North Bay immigration advocates are launching a 24-hour emergency hotline for undocumented immigrants caught up in local enforcement and apprehension operations.

The hotline, dubbed the Rapid Response Network, is designed to provide immediate legal protection and support to Sonoma and Napa county immigrants being sought by agents with U.S. Immigration and Customs Enforcement, or ICE. In some cases, evidence gathered during an enforcement operation can be used in court to dismiss a deportation case, according to one advocate.

“If we can show that they entered a home, say without consent or without a warrant, that would violate the Fourth Amendment,” said Richard Coshnear, a Santa Rosa immigration attorney who heads Vital Immigrant Defense Advocacy and Services, or VIDAS. “Then we can persuade a judge to suppress the government's evidence and terminate the case.”

Coshnear said in many cases involving ICE enforcement, there are no witnesses to document possible constitutional violations.

“The Rapid Response Network can give us those witnesses,” he said.

The hotline was announced publicly during a press conference Wednesday evening at the site of the planned Roseland Village Neighborhood Center in south west Santa Rosa. The hotline is a collaboration among some 50 local nonprofits and community services organizations, said Vikki DuRee, a retired elementary school teacher who lives in Healdsburg and will serve as a dispatcher for the hotline.

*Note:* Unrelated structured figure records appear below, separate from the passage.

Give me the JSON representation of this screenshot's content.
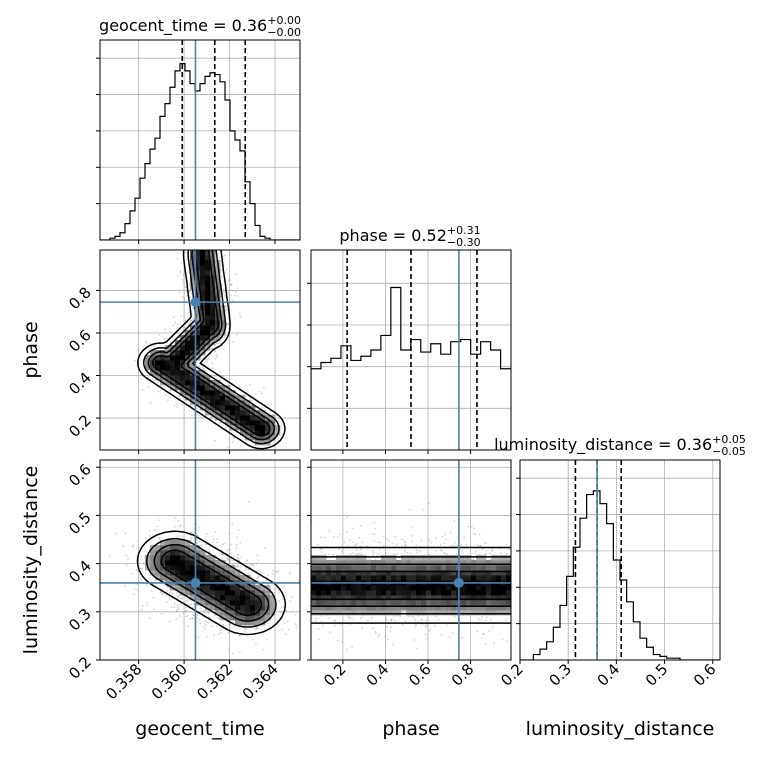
{
  "chart_data": {
    "type": "corner",
    "parameters": [
      "geocent_time",
      "phase",
      "luminosity_distance"
    ],
    "injection": {
      "geocent_time": 0.3605,
      "phase": 0.745,
      "luminosity_distance": 0.36
    },
    "injection_color": "#4682b4",
    "summary": [
      {
        "param": "geocent_time",
        "label": "geocent_time = 0.36",
        "plus": "+0.00",
        "minus": "−0.00"
      },
      {
        "param": "phase",
        "label": "phase = 0.52",
        "plus": "+0.31",
        "minus": "−0.30"
      },
      {
        "param": "luminosity_distance",
        "label": "luminosity_distance = 0.36",
        "plus": "+0.05",
        "minus": "−0.05"
      }
    ],
    "axes": {
      "geocent_time": {
        "lim": [
          0.3563,
          0.3651
        ],
        "ticks": [
          0.358,
          0.36,
          0.362,
          0.364
        ],
        "tick_labels": [
          "0.358",
          "0.360",
          "0.362",
          "0.364"
        ],
        "label": "geocent_time"
      },
      "phase": {
        "lim": [
          0.05,
          0.99
        ],
        "ticks": [
          0.2,
          0.4,
          0.6,
          0.8
        ],
        "tick_labels": [
          "0.2",
          "0.4",
          "0.6",
          "0.8"
        ],
        "label": "phase"
      },
      "luminosity_distance": {
        "lim": [
          0.2,
          0.615
        ],
        "ticks": [
          0.2,
          0.3,
          0.4,
          0.5,
          0.6
        ],
        "tick_labels": [
          "0.2",
          "0.3",
          "0.4",
          "0.5",
          "0.6"
        ],
        "label": "luminosity_distance"
      }
    },
    "histograms": {
      "geocent_time": {
        "edges": [
          0.3563,
          0.35652,
          0.35674,
          0.35696,
          0.35718,
          0.3574,
          0.35762,
          0.35784,
          0.35806,
          0.35828,
          0.3585,
          0.35872,
          0.35894,
          0.35916,
          0.35938,
          0.3596,
          0.35982,
          0.36004,
          0.36026,
          0.36048,
          0.3607,
          0.36092,
          0.36114,
          0.36136,
          0.36158,
          0.3618,
          0.36202,
          0.36224,
          0.36246,
          0.36268,
          0.3629,
          0.36312,
          0.36334,
          0.36356,
          0.36378,
          0.364,
          0.36422,
          0.36444,
          0.36466,
          0.36488,
          0.3651
        ],
        "counts": [
          0,
          0,
          1,
          2,
          4,
          9,
          16,
          23,
          34,
          42,
          50,
          56,
          68,
          75,
          84,
          93,
          97,
          93,
          86,
          82,
          86,
          90,
          92,
          91,
          87,
          77,
          60,
          55,
          49,
          32,
          20,
          8,
          2,
          1,
          0,
          0,
          0,
          0,
          0,
          0
        ],
        "quantiles": [
          0.35992,
          0.36135,
          0.36269
        ],
        "ymax": 110,
        "yticks": [
          20,
          40,
          60,
          80,
          100
        ]
      },
      "phase": {
        "edges": [
          0.05,
          0.0969,
          0.1438,
          0.1907,
          0.2376,
          0.2845,
          0.3314,
          0.3783,
          0.4252,
          0.4721,
          0.519,
          0.5659,
          0.6128,
          0.6597,
          0.7066,
          0.7535,
          0.8004,
          0.8473,
          0.8942,
          0.9411,
          0.99
        ],
        "counts": [
          39,
          42,
          44,
          50,
          43,
          45,
          48,
          55,
          78,
          48,
          53,
          47,
          51,
          46,
          52,
          53,
          46,
          52,
          48,
          39
        ],
        "quantiles": [
          0.22,
          0.52,
          0.83
        ],
        "ymax": 96,
        "yticks": [
          20,
          40,
          60,
          80
        ]
      },
      "luminosity_distance": {
        "edges": [
          0.2,
          0.2138,
          0.2277,
          0.2415,
          0.2553,
          0.2692,
          0.283,
          0.2968,
          0.3107,
          0.3245,
          0.3383,
          0.3522,
          0.366,
          0.3798,
          0.3937,
          0.4075,
          0.4213,
          0.4352,
          0.449,
          0.4628,
          0.4767,
          0.4905,
          0.5043,
          0.5182,
          0.532,
          0.5458,
          0.5597,
          0.5735,
          0.5873,
          0.6012,
          0.615
        ],
        "counts": [
          0,
          0,
          3,
          6,
          10,
          18,
          30,
          46,
          62,
          78,
          91,
          93,
          86,
          75,
          55,
          44,
          32,
          21,
          12,
          7,
          3,
          2,
          1,
          1,
          0,
          0,
          0,
          0,
          0,
          0
        ],
        "quantiles": [
          0.315,
          0.36,
          0.41
        ],
        "ymax": 110,
        "yticks": [
          20,
          40,
          60,
          80,
          100
        ]
      }
    },
    "contour_levels": [
      0.12,
      0.3,
      0.52,
      0.75
    ],
    "density_2d": {
      "phase|geocent_time": {
        "x": "geocent_time",
        "y": "phase",
        "segments": [
          {
            "from": [
              0.359,
              0.46
            ],
            "to": [
              0.3634,
              0.15
            ],
            "sx": 0.0005,
            "sy": 0.045
          },
          {
            "from": [
              0.3596,
              0.47
            ],
            "to": [
              0.3612,
              0.64
            ],
            "sx": 0.0004,
            "sy": 0.045
          },
          {
            "from": [
              0.3612,
              0.64
            ],
            "to": [
              0.3608,
              0.97
            ],
            "sx": 0.0004,
            "sy": 0.055
          }
        ]
      },
      "luminosity_distance|geocent_time": {
        "x": "geocent_time",
        "y": "luminosity_distance",
        "segments": [
          {
            "from": [
              0.3596,
              0.405
            ],
            "to": [
              0.3628,
              0.315
            ],
            "sx": 0.0008,
            "sy": 0.03
          }
        ]
      },
      "luminosity_distance|phase": {
        "x": "phase",
        "y": "luminosity_distance",
        "segments": [
          {
            "from": [
              0.05,
              0.355
            ],
            "to": [
              0.99,
              0.355
            ],
            "sx": 0.06,
            "sy": 0.038
          }
        ]
      }
    }
  }
}
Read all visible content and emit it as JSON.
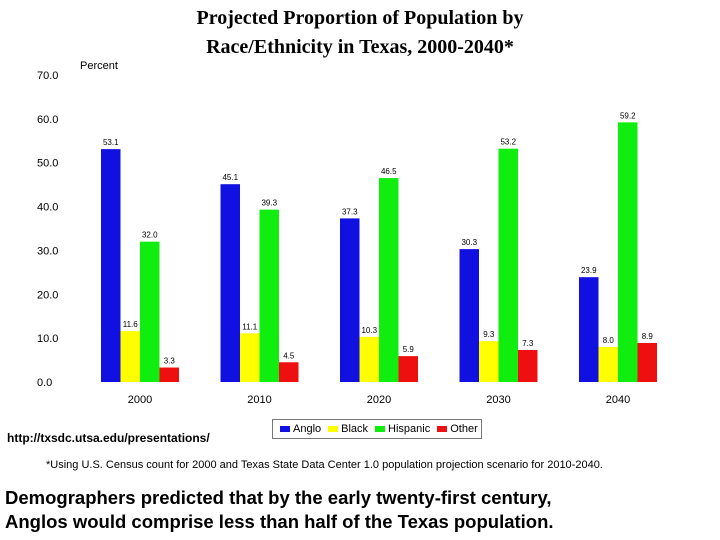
{
  "title_line1": "Projected Proportion of Population by",
  "title_line2": "Race/Ethnicity in Texas, 2000-2040*",
  "source_url": "http://txsdc.utsa.edu/presentations/",
  "footnote": "*Using U.S. Census count for 2000 and Texas State Data Center 1.0 population projection scenario for 2010-2040.",
  "caption_line1": "Demographers predicted that by the early twenty-first century,",
  "caption_line2": "Anglos would comprise less than half of the Texas population.",
  "chart_data": {
    "type": "bar",
    "title": "Projected Proportion of Population by Race/Ethnicity in Texas, 2000-2040*",
    "ylabel": "Percent",
    "xlabel": "",
    "ylim": [
      0,
      70
    ],
    "yticks": [
      0,
      10,
      20,
      30,
      40,
      50,
      60,
      70
    ],
    "ytick_labels": [
      "0.0",
      "10.0",
      "20.0",
      "30.0",
      "40.0",
      "50.0",
      "60.0",
      "70.0"
    ],
    "grid": false,
    "legend_position": "bottom",
    "categories": [
      "2000",
      "2010",
      "2020",
      "2030",
      "2040"
    ],
    "series": [
      {
        "name": "Anglo",
        "color": "#1010e0",
        "values": [
          53.1,
          45.1,
          37.3,
          30.3,
          23.9
        ],
        "labels": [
          "53.1",
          "45.1",
          "37.3",
          "30.3",
          "23.9"
        ]
      },
      {
        "name": "Black",
        "color": "#ffff00",
        "values": [
          11.6,
          11.1,
          10.3,
          9.3,
          8.0
        ],
        "labels": [
          "11.6",
          "11.1",
          "10.3",
          "9.3",
          "8.0"
        ]
      },
      {
        "name": "Hispanic",
        "color": "#10ee10",
        "values": [
          32.0,
          39.3,
          46.5,
          53.2,
          59.2
        ],
        "labels": [
          "32.0",
          "39.3",
          "46.5",
          "53.2",
          "59.2"
        ]
      },
      {
        "name": "Other",
        "color": "#ee1010",
        "values": [
          3.3,
          4.5,
          5.9,
          7.3,
          8.9
        ],
        "labels": [
          "3.3",
          "4.5",
          "5.9",
          "7.3",
          "8.9"
        ]
      }
    ]
  }
}
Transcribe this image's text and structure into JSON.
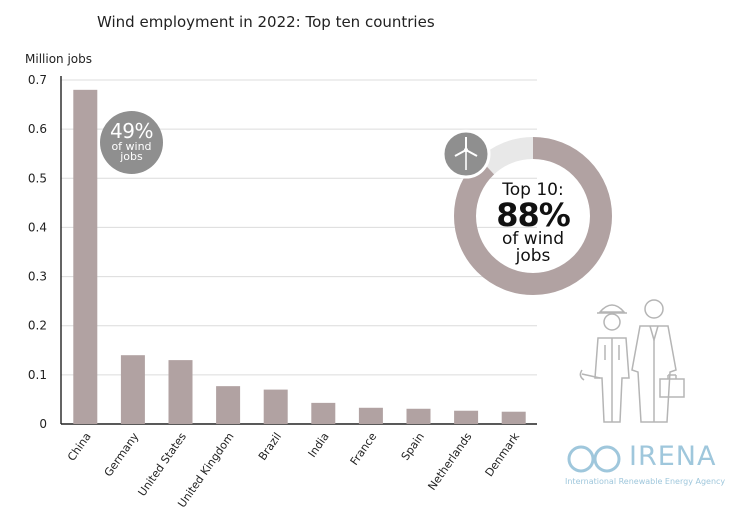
{
  "chart_data": {
    "type": "bar",
    "title": "Wind employment in 2022: Top ten countries",
    "ylabel": "Million jobs",
    "xlabel": "",
    "ylim": [
      0,
      0.7
    ],
    "yticks": [
      "0",
      "0.1",
      "0.2",
      "0.3",
      "0.4",
      "0.5",
      "0.6",
      "0.7"
    ],
    "categories": [
      "China",
      "Germany",
      "United States",
      "United Kingdom",
      "Brazil",
      "India",
      "France",
      "Spain",
      "Netherlands",
      "Denmark"
    ],
    "values": [
      0.68,
      0.14,
      0.13,
      0.077,
      0.07,
      0.043,
      0.033,
      0.031,
      0.027,
      0.025
    ],
    "bar_color": "#b1a2a2",
    "gridlines": true
  },
  "china_badge": {
    "pct": "49%",
    "line1": "of wind",
    "line2": "jobs",
    "color": "#8f8f8f"
  },
  "donut": {
    "share": 0.88,
    "line1": "Top 10:",
    "line2": "88%",
    "line3": "of wind",
    "line4": "jobs",
    "fill_color": "#b1a2a2",
    "rest_color": "#e8e8e8",
    "icon": "wind-turbine-icon"
  },
  "workers_illustration": {
    "icon": "workers-icon"
  },
  "logo": {
    "name": "IRENA",
    "subtitle": "International Renewable Energy Agency",
    "color": "#9fc7dc"
  }
}
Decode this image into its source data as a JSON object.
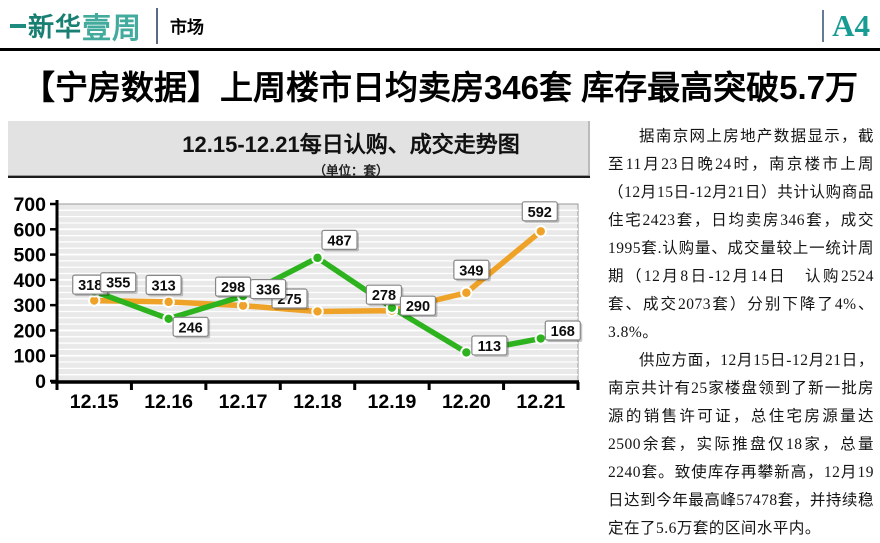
{
  "masthead": {
    "logo_part1": "新华",
    "logo_part2": "壹周",
    "section": "市场",
    "page_code": "A4"
  },
  "headline": "【宁房数据】上周楼市日均卖房346套 库存最高突破5.7万",
  "article": {
    "paragraphs": [
      "据南京网上房地产数据显示，截至11月23日晚24时，南京楼市上周（12月15日-12月21日）共计认购商品住宅2423套，日均卖房346套，成交1995套.认购量、成交量较上一统计周期（12月8日-12月14日　认购2524套、成交2073套）分别下降了4%、3.8%。",
      "供应方面，12月15日-12月21日，南京共计有25家楼盘领到了新一批房源的销售许可证，总住宅房源量达2500余套，实际推盘仅18家，总量2240套。致使库存再攀新高，12月19日达到今年最高峰57478套，并持续稳定在了5.6万套的区间水平内。"
    ]
  },
  "chart_data": {
    "type": "line",
    "title": "12.15-12.21每日认购、成交走势图",
    "subtitle": "（单位：套）",
    "categories": [
      "12.15",
      "12.16",
      "12.17",
      "12.18",
      "12.19",
      "12.20",
      "12.21"
    ],
    "series": [
      {
        "name": "认购",
        "color": "#EFA228",
        "values": [
          318,
          313,
          298,
          275,
          278,
          349,
          592
        ]
      },
      {
        "name": "成交",
        "color": "#2CB31D",
        "values": [
          355,
          246,
          336,
          487,
          290,
          113,
          168
        ]
      }
    ],
    "ylim": [
      0,
      700
    ],
    "yticks": [
      0,
      100,
      200,
      300,
      400,
      500,
      600,
      700
    ],
    "minor_grid_step": 25,
    "grid": true,
    "legend": "none",
    "plot_bg": "#e9e9e9",
    "grid_color": "#ffffff",
    "layout": {
      "label_offsets": [
        [
          [
            -4,
            -16
          ],
          [
            -5,
            -17
          ],
          [
            -10,
            -19
          ],
          [
            -28,
            -13
          ],
          [
            -8,
            -16
          ],
          [
            5,
            -23
          ],
          [
            -1,
            -20
          ]
        ],
        [
          [
            24,
            -9
          ],
          [
            22,
            8
          ],
          [
            25,
            -7
          ],
          [
            22,
            -18
          ],
          [
            26,
            -2
          ],
          [
            23,
            -7
          ],
          [
            22,
            -8
          ]
        ]
      ]
    }
  }
}
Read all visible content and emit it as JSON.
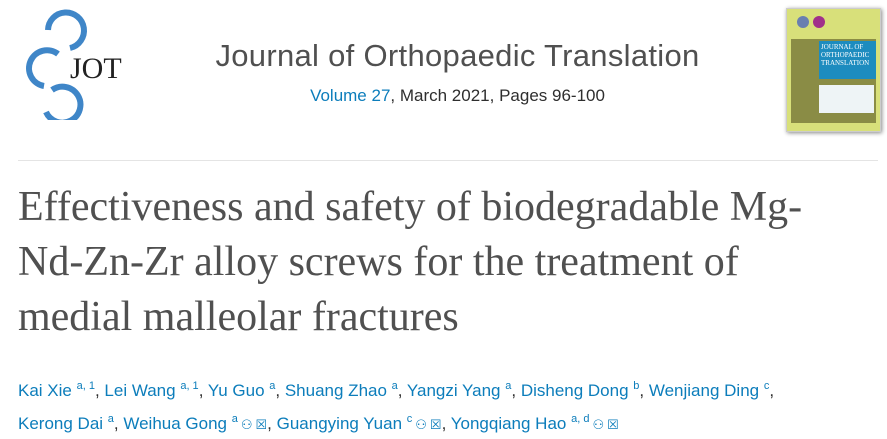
{
  "journal": {
    "logo_text": "JOT",
    "name": "Journal of Orthopaedic Translation",
    "volume_link": "Volume 27",
    "issue_info": ", March 2021, Pages 96-100",
    "cover_title": "JOURNAL OF ORTHOPAEDIC TRANSLATION"
  },
  "article": {
    "title_lines": [
      "Effectiveness and safety of biodegradable Mg-",
      "Nd-Zn-Zr alloy screws for the treatment of",
      "medial malleolar fractures"
    ]
  },
  "authors": [
    {
      "name": "Kai Xie",
      "sup": "a, 1"
    },
    {
      "name": "Lei Wang",
      "sup": "a, 1"
    },
    {
      "name": "Yu Guo",
      "sup": "a"
    },
    {
      "name": "Shuang Zhao",
      "sup": "a"
    },
    {
      "name": "Yangzi Yang",
      "sup": "a"
    },
    {
      "name": "Disheng Dong",
      "sup": "b"
    },
    {
      "name": "Wenjiang Ding",
      "sup": "c"
    },
    {
      "name": "Kerong Dai",
      "sup": "a"
    },
    {
      "name": "Weihua Gong",
      "sup": "a",
      "icons": [
        "person-icon",
        "email-icon"
      ]
    },
    {
      "name": "Guangying Yuan",
      "sup": "c",
      "icons": [
        "person-icon",
        "email-icon"
      ]
    },
    {
      "name": "Yongqiang Hao",
      "sup": "a, d",
      "icons": [
        "person-icon",
        "email-icon"
      ]
    }
  ],
  "colors": {
    "link": "#0c7dbb",
    "text": "#505050"
  }
}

Groups collaborating with the hotline include the North Bay Organizing Project, VIDAS, the Graton Day Labor Center, Corazon Healdsburg, Catholic Charities and the Napa Rapid Response Network. The effort has more than 400 trained legal observers and two dozen dispatchers.

DuRee, who is also training legal observers, said the two-county hotline will be staffed 24 hours a day, seven days a week. She said a hotline works with online software that allows the on-duty dispatcher to receive emergency calls on his or her cell phone.

The dispatcher, who is logged into the online software, enters the location where the enforcement operation is taking place and immediately gets a map that shows where the nearest legal observers are located, DuRee said. Legal observers near incident then receive a text message alerting them of the ICE operation.